Le Guide suprême iranien, l'ayatollah Ali Khamenei, a déclaré vendredi que le gouvernement ne céderait pas aux manifestations en cours, accusant les manifestants de vandalisme motivé par un désir de plaire au président américain Donald Trump. Les remarques de Khamenei, prononcées lors d'un discours télévisé à Téhéran, interviennent alors que le gouvernement semble signaler une escalade potentielle de sa répression contre les manifestants.
Les autorités iraniennes ont annoncé plus tard dans la journée que les "saboteurs" seraient confrontés à de graves conséquences, une déclaration qui faisait suite à la promesse du président Trump de soutenir les manifestants confrontés à une force meurtrière. Les manifestations, qui ont débuté fin décembre en raison de doléances économiques, ont pris de l'ampleur et de l'intensité, entraînant des décès.

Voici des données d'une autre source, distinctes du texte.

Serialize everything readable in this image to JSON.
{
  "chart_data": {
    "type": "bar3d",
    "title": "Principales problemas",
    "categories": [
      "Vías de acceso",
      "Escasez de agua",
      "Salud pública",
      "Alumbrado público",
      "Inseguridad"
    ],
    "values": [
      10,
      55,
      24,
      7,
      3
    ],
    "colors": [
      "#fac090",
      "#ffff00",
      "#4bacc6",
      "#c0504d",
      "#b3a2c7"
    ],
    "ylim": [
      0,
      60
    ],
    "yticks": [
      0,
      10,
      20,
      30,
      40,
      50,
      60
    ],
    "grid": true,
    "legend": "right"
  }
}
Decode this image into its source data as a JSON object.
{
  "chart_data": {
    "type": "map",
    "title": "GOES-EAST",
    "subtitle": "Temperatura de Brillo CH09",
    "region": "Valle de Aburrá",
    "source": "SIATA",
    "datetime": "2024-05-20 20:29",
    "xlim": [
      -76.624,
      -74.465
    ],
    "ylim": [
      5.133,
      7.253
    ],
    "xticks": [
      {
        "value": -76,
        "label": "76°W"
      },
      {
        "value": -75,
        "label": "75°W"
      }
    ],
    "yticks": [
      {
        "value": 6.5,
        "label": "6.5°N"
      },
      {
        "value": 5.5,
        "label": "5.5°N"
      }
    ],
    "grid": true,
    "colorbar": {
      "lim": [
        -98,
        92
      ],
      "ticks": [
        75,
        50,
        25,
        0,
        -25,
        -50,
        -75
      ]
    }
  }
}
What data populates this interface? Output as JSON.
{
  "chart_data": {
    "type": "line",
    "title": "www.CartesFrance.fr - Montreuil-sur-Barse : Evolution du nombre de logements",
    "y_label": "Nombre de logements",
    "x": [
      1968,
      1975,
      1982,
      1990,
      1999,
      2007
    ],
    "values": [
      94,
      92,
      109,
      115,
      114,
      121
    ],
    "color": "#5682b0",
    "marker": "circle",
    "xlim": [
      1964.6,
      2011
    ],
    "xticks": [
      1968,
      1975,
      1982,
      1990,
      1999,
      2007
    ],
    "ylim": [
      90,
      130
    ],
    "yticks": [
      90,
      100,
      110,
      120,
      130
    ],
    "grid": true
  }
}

En réponse à l'agitation croissante, l'Iran a mis en œuvre une coupure quasi totale d'Internet jeudi, selon des rapports de groupes de surveillance d'Internet qui ont documenté une forte baisse des niveaux de connectivité dans le pays. Khamenei a qualifié les manifestations de "destruction gratuite".
Les manifestations découlaient initialement du mécontentement économique, reflétant la frustration du public face à la hausse des prix, au chômage et à la corruption perçue du gouvernement. Cependant, elles ont depuis évolué pour inclure des demandes plus larges de réforme politique et de changement de gouvernement.
Amnesty International s'est dite préoccupée par la réponse du gouvernement aux manifestations, citant des informations faisant état d'un recours excessif à la force contre les manifestants. L'organisation a appelé à une enquête indépendante sur les abus présumés.
Le gouvernement iranien maintient qu'il agit pour rétablir l'ordre et la stabilité, accusant des entités étrangères d'inciter et d'alimenter les troubles. Les responsables ont affirmé que les manifestations sont utilisées comme prétexte par les ennemis de l'Iran pour déstabiliser le pays.
La situation reste instable, la réponse du gouvernement et les actions des manifestants déterminant la prochaine phase de la crise. La coupure d'Internet continue d'entraver la circulation de l'information, ce qui rend difficile la vérification indépendante des affirmations de part et d'autre.